Entre os argumentos para a substituição do antigo Instituto Penal Agrícola por uma escola de soldados, está o fato de a unidade ser um modelo defasado de reeducação, já que poucos detentos trabalham do campo. Hoje, o CPP 3 não se localiza mais em área rural e divide espaço com o Distrito Industrial.

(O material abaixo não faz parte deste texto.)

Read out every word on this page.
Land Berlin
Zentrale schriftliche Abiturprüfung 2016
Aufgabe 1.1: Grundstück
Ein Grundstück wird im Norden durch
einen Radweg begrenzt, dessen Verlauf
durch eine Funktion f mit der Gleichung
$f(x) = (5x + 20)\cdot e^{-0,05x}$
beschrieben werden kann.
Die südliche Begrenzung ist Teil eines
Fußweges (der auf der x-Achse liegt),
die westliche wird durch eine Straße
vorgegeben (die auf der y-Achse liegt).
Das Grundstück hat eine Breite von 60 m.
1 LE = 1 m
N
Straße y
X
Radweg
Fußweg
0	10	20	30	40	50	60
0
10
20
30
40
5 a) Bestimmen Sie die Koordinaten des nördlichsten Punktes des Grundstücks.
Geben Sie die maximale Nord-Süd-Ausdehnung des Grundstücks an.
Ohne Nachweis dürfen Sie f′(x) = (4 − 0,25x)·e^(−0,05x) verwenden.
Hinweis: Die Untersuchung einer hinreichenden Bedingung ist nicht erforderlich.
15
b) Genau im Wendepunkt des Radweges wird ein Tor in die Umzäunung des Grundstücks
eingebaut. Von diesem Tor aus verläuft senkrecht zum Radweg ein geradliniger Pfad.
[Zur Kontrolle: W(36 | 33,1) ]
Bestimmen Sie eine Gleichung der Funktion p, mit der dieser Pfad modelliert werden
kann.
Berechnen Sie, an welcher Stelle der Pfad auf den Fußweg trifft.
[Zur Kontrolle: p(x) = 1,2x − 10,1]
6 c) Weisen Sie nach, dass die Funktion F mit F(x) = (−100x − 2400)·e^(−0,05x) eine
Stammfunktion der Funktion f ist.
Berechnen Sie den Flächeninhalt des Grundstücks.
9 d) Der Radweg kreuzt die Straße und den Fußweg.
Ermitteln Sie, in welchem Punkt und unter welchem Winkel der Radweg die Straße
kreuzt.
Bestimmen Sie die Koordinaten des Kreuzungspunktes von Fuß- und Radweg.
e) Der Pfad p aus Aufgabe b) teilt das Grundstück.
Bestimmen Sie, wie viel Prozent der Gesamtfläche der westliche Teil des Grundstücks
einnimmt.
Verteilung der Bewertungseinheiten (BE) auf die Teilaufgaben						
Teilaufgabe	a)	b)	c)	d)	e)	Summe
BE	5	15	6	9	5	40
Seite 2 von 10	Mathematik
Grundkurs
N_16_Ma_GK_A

Segundo os apoiadores da causa, a escola de formação de soldados traria de volta a tradição da cidade dentro da Polícia Militar – Bauru tem um dos batalhões pioneiros.


Nova unidade

O presidente do Sindicato dos Servidores Públicos do Sistema Penitenciário Paulista (Sindcop), Gilson Pimentel Barreto, informou que, caso o CPP 3 seja transformado em uma escola de formação de soldados, outra unidade deveria ser construída em Bauru.

“Essa proposta da escola não partiu da Secretaria de Administração Penitenciária (SAP). Em São José do Rio Preto, quando o IPA foi desativado, uma outra unidade foi construída para abrigar os detentos”, concluiu. O CPP 3 abriga hoje cerca de 1.200 reeducandos e conta com 200 funcionários.